Node.JS API call returns UNDEFINED

Question

I am trying to make my first API call with NodeJS by using node-fetch, however I am getting UNDEFINED as error.

The call works great on my browser link, however with the code below, it returns undefined:

import fetch from 'node-fetch';

const latLongAirports = [{
        "name": "Madrid",
        "iata": "MAD",
        "lat": 40.49565434242003,
        "long": -3.574541319609411,
    },{
        "name": "Los Angeles",
        "iata": "LAX",
        "lat": 33.93771087455066,
        "long": -118.4007447751959,
    },{
        "name": "Mexico City",
        "iata": "MEX",
        "lat": 19.437281814699613,
        "long": -99.06588831304731,}
]

export function getTemperature(iata){
    let data = latLongAirports.find(el => el.iata === iata);
    var url = "http://www.7timer.info/bin/api.pl?lon=" + data.long + "&lat=" + data.lat + "&product=astro&output=json"
    console.log(url);
    async () =>{
        const response = fetch(url);
        const data2 = await response.json();
        console.log(data2);
    }
}

console.log(getTemperature('MEX'));

Any ideas why I am not getting the data?

Does this answer your question? [Why calling react setState method doesn't mutate the state immediately?](https://stackoverflow.com/questions/30782948/why-calling-react-setstate-method-doesnt-mutate-the-state-immediately) — poPaTheGuru, Oct 28 '21 at 09:01
that `console.log` is run at the same time with your `await response.json()` so will always be undefined — poPaTheGuru, Oct 28 '21 at 09:02
`getTemperature` doesn't even have a `return` statement. Also you have constructed a `async ()=>{}` but never invoke it. — Ricky Mo, Oct 28 '21 at 09:03
@poPaTheGuru `fetch(url)` and `await response.json()` don't run at all. `console.log is run at the same time with your await response.json()` no, there is no multi-threading. `so will always be undefined` no, it is undefined because there is no `return`, but you could e.g. return a Promise. — t.niese, Oct 28 '21 at 09:04
@RickyMo I thought the async is just needed because of the await. Without it I get: Unexpected reserved word (await). — Kaguei Nakueka, Oct 28 '21 at 09:07
Learn what [async/await](https://www.w3schools.com/js/js_async.asp) do — Ricky Mo, Oct 28 '21 at 09:09
Does this answer your question? [How to return the response from an asynchronous call](https://stackoverflow.com/questions/14220321/how-to-return-the-response-from-an-asynchronous-call) — jabaa, Oct 28 '21 at 09:09
@jabaa - Certainly answers part of it, but there's a lot more going on above than just that. :-) — T.J. Crowder, Oct 28 '21 at 14:11

score 2 · Accepted Answer · answered Oct 28 '21 at 09:08

getTemperature() missing return statement
fetch() not awaited
you have constructed an async ()=>{} but never invoke it

Simply make getTemperature() become async and await to it, also await to fetch and return the result.
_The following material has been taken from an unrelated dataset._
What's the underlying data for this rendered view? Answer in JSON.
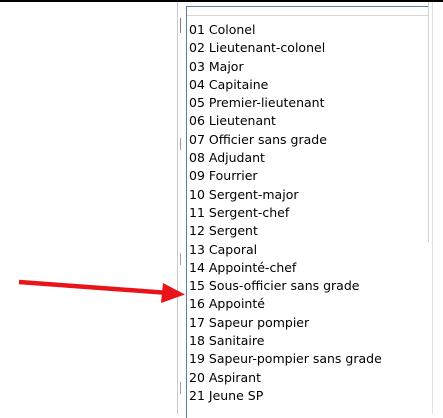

export async function getTemperature(iata){
    let data = latLongAirports.find(el => el.iata === iata);
    var url = "http://www.7timer.info/bin/api.pl?lon=" + data.long + "&lat=" + data.lat + "&product=astro&output=json"
    console.log(url);
    
    const response = await fetch(url);
    const data2 = await response.json();
    console.log(data2);
    return data2;
}

console.log(await getTemperature('MEX'));

Nice one! Minor nit pick: Should check `response.ok` before calling `response.json`, details in my blog post [here](http://blog.niftysnippets.org/2018/06/common-fetch-errors.html). — T.J. Crowder, Oct 28 '21 at 14:12

score 1 · Answer 2 · answered Oct 28 '21 at 09:08

1

I suggest making the whole getTemperature function an async function. Also use a try ... catch block when await something.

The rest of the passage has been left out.